North American Premiere
68 minutes, in Japanese with English subtitles
Directed by: Yoshihiro Nakamura
Starring: Gaku Hamada, Fumino Kimura, Nao Omori, Eri Ishida, Ryohei Abe
No one makes movies like Yoshihiro Nakamura. Whether it’s the exhilarating Fish Story, about a punk rock single that saves the world, the complex conspiracy thriller, Golden Slumbers, or the NYAFF 2011 Audience Award winner, A Boy and his Samurai, his movies are like Rubik’s Cubes whose solutions, as all the pieces snap into place, not only deliver an intellectual orgasm but usually reduce the audience to helpless tears. We’re closing the NYAFF 2012 with his latest movie, POTECHI (CHIPS), about petty thieves, potato chips, and baseball stars. A mere hour and eight minutes long, the reviewer for The Japan Times says that even though it’s “smaller in scope and less showy in effect, its climactic epiphany left me in tears. I won’t spoil it by saying why, just that this crazy world made more sense as the credits rolled.”

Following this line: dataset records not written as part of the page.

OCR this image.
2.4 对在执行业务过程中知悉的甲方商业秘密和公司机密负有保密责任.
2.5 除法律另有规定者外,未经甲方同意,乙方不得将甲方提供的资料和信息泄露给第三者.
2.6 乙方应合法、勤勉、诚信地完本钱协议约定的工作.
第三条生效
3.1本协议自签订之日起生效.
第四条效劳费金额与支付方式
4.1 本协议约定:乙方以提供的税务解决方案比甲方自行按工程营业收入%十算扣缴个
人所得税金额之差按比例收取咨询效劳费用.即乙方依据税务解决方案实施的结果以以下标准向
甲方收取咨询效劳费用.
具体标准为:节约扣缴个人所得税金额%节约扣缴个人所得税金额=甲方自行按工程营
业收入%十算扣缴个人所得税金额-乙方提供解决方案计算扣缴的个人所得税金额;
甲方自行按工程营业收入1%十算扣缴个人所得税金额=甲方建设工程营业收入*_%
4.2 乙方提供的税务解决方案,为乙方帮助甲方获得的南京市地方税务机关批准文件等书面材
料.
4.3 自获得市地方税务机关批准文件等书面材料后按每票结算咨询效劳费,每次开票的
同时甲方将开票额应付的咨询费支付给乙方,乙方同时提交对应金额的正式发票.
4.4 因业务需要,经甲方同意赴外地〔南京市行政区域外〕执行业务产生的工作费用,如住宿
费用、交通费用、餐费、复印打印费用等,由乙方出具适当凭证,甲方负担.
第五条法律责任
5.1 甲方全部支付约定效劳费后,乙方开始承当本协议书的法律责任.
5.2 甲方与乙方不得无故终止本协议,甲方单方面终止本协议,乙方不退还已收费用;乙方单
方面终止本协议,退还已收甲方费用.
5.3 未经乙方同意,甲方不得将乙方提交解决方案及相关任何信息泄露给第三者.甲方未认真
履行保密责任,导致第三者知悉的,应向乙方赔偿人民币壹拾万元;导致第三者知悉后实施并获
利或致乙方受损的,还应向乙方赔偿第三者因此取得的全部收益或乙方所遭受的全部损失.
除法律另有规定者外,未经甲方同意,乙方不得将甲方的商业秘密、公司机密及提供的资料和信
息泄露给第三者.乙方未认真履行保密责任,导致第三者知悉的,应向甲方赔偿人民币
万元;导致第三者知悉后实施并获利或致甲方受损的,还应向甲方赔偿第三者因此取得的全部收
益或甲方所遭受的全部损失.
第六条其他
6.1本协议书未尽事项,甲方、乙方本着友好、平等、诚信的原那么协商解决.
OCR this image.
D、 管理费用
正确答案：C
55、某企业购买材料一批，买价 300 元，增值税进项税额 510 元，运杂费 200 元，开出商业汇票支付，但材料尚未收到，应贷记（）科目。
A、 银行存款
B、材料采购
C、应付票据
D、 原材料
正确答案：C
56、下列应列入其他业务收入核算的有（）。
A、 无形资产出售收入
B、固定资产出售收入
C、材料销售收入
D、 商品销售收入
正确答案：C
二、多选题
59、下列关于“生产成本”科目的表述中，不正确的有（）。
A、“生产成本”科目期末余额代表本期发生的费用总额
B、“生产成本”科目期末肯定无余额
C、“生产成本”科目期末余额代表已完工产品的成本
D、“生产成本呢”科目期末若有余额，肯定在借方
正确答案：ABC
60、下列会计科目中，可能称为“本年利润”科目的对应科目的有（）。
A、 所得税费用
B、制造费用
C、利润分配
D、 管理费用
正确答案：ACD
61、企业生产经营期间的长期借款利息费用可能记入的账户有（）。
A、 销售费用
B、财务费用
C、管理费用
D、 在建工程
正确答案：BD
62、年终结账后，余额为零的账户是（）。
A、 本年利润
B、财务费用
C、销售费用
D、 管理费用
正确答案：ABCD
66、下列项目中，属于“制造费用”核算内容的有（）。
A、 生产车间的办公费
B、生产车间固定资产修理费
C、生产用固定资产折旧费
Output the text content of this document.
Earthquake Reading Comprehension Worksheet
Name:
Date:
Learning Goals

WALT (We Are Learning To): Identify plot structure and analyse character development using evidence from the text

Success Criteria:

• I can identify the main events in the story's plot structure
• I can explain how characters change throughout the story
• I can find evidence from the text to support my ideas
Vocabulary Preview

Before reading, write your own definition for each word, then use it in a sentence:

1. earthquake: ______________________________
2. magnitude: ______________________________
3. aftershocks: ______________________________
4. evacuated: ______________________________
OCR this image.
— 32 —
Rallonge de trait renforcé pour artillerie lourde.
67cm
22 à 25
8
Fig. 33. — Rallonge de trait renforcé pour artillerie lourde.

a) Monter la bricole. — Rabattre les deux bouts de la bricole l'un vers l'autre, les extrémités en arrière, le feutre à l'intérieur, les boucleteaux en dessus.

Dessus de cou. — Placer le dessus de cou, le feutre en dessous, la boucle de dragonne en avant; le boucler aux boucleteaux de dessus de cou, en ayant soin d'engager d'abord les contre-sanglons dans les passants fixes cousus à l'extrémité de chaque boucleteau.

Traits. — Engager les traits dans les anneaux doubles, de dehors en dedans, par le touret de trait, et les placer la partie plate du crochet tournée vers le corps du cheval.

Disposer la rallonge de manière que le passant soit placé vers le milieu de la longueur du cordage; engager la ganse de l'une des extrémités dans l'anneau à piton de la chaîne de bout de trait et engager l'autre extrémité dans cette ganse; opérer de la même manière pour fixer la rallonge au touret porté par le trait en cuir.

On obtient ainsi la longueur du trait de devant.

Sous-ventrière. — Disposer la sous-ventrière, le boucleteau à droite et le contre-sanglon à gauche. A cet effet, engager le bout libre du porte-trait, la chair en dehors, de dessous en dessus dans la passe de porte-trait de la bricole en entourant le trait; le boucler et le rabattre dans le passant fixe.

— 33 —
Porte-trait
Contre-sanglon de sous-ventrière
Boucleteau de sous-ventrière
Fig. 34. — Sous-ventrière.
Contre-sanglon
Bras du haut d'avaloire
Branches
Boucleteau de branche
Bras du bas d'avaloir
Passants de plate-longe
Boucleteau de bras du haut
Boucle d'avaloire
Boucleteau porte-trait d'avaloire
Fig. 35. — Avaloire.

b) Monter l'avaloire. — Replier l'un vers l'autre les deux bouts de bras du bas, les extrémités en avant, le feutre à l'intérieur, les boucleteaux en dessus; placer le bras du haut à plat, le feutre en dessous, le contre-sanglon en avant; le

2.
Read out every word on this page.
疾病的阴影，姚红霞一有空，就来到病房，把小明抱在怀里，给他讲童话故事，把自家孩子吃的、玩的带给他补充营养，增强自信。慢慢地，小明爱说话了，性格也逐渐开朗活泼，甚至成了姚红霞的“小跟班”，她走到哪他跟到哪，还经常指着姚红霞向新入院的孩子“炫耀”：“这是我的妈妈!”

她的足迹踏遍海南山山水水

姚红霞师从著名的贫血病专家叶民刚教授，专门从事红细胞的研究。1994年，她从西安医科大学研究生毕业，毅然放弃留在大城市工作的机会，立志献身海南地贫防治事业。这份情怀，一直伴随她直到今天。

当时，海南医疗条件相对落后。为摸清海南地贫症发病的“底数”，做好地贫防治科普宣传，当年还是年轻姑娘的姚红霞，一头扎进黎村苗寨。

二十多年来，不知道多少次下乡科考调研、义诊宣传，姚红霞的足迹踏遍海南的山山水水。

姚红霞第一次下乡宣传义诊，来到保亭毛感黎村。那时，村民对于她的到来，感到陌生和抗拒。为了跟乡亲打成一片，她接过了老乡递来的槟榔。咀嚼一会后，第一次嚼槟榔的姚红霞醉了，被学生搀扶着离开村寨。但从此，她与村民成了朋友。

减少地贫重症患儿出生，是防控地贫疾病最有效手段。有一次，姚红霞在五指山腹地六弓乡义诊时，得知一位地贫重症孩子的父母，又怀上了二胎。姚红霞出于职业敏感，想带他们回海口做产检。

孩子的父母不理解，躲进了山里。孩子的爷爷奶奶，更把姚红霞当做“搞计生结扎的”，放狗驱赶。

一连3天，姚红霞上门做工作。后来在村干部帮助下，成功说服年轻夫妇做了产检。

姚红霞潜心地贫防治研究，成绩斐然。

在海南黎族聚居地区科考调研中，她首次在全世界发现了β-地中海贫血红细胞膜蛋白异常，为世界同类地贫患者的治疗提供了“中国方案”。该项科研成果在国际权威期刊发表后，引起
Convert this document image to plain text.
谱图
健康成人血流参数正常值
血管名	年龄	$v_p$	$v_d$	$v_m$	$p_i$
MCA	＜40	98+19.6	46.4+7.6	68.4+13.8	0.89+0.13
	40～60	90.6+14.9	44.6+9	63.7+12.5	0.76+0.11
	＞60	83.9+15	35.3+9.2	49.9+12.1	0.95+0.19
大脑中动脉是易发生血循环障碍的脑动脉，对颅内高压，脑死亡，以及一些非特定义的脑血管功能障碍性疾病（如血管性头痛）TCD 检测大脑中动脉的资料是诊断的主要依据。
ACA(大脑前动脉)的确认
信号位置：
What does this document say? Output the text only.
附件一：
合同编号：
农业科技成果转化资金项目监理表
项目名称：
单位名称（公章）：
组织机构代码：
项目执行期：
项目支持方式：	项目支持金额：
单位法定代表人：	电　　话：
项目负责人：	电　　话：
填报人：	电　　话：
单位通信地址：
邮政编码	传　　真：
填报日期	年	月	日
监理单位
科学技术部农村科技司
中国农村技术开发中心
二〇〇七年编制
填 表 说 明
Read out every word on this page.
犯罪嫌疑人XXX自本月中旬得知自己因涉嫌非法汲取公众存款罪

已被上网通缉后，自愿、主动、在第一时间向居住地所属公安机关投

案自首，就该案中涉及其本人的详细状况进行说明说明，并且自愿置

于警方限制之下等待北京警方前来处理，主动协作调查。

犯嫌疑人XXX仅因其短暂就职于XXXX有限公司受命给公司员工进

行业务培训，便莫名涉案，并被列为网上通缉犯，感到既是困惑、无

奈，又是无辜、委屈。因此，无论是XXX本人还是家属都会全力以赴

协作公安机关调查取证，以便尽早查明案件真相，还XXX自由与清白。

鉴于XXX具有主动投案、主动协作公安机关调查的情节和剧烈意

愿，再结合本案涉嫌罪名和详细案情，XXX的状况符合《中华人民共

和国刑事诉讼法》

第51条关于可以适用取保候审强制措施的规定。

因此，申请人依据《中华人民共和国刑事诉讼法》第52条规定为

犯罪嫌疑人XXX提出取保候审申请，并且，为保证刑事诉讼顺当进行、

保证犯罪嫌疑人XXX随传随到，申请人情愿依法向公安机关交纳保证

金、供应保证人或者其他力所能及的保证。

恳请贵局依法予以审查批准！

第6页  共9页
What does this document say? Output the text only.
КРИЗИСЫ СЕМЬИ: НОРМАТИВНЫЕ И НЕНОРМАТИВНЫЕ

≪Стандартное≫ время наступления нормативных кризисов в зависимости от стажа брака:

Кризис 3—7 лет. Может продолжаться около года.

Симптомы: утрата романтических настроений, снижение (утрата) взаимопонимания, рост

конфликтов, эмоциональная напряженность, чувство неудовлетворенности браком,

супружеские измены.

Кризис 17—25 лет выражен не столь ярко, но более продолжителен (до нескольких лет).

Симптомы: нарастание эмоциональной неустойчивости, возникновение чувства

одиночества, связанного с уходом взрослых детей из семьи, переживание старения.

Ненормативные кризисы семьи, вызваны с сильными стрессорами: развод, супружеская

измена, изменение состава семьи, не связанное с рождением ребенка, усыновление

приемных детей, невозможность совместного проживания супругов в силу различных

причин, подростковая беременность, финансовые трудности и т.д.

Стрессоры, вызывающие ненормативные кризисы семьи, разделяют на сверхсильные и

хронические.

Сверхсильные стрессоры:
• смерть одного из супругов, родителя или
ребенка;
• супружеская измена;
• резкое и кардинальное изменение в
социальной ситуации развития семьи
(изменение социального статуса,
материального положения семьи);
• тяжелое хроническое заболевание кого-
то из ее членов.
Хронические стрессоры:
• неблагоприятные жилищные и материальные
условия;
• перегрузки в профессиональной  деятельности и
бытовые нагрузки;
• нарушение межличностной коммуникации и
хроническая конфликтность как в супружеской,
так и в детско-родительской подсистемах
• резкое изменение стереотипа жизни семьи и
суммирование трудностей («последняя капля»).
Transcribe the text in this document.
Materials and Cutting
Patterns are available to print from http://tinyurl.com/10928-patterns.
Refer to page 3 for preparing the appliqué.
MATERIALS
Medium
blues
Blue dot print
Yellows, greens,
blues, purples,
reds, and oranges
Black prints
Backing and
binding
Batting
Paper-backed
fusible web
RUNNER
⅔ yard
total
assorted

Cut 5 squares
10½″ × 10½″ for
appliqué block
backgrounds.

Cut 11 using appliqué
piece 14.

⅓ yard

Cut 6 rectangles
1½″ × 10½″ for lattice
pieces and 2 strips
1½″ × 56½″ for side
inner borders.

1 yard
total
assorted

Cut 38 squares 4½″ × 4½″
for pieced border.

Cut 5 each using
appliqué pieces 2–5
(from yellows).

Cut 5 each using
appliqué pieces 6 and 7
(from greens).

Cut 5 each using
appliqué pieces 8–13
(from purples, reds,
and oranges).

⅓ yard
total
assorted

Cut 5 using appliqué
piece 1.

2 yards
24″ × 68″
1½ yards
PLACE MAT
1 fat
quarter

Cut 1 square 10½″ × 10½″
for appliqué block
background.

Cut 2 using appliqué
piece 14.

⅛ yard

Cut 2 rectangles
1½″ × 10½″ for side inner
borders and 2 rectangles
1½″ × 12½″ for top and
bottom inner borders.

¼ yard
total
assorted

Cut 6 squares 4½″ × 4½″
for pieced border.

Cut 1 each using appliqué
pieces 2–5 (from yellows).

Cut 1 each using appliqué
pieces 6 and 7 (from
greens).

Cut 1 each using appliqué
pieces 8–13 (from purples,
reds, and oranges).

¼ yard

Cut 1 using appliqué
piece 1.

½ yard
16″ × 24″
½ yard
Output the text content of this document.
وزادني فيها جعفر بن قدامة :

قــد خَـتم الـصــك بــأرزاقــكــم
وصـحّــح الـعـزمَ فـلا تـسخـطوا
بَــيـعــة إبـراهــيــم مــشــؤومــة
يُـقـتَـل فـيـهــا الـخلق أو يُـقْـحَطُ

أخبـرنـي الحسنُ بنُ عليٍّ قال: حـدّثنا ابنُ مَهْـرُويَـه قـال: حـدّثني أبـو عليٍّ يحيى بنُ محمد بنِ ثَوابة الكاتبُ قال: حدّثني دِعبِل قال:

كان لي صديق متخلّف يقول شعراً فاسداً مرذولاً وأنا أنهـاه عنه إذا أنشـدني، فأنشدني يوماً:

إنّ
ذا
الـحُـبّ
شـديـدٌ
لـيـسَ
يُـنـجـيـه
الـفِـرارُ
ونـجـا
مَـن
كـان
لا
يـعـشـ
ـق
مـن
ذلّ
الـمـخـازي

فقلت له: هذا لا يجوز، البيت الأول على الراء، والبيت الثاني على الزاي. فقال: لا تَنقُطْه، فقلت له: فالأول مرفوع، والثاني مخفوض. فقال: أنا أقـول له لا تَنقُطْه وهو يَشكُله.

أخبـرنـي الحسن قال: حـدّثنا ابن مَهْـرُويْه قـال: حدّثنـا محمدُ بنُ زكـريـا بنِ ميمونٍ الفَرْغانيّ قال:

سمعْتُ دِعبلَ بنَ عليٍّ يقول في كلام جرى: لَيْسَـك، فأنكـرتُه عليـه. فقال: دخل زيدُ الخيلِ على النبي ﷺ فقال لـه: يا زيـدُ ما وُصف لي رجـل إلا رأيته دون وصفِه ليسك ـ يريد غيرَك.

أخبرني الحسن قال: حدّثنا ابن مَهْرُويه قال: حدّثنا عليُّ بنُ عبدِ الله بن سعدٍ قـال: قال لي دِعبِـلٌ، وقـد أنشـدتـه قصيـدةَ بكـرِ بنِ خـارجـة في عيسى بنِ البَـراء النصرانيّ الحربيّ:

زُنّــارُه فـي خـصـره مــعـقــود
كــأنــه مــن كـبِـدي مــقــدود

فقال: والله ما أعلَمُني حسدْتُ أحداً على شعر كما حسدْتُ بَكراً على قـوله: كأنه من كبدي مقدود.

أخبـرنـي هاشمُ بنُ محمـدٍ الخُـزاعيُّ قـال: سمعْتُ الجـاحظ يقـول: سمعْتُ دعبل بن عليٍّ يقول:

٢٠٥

Based on a story by Kotaro Isaka, who also wrote Fish Story and Golden Slumbers, POTECHI (CHIPS) begins with two men sitting in the park. They look like they’re whiling away another lazy afternoon, until it dawns on the audience that they’re professional thieves. The younger of the two, Tadashi (Gaku Hamada from Fish Story) is trying to enlist the more seasoned veteran (played by Nao Omori) in his next job. Tadashi is obsessed with Ozaki, a pro baseball player who bats for the Sendai Kings and whose career is hitting the skids. These two things seem entirely unrelated, but over the course of the next hour, potato chips, baseball, high school memories, stalkers, and the theory of relativity will all smash together like electrons in a particle accelerator, and the Big Bang that results is the crack of a bat connecting with a ball, as Director Nakamura delivers another perfect home run.
The key to this film is that it’s set in Sendai, which was the epicenter of the 2011 earthquake that devastated the city, destroyed its port, and left hundreds of people dead. Nakamura’s film is an attempt to bandage this wound. It’s his way of reminding us that no matter what happens, we can’t fall too far. It may feel lonely sometimes, like we’re each isolated on a trapeze in the dark, working without a net. But when we lose our grip – there will always be someone to catch us.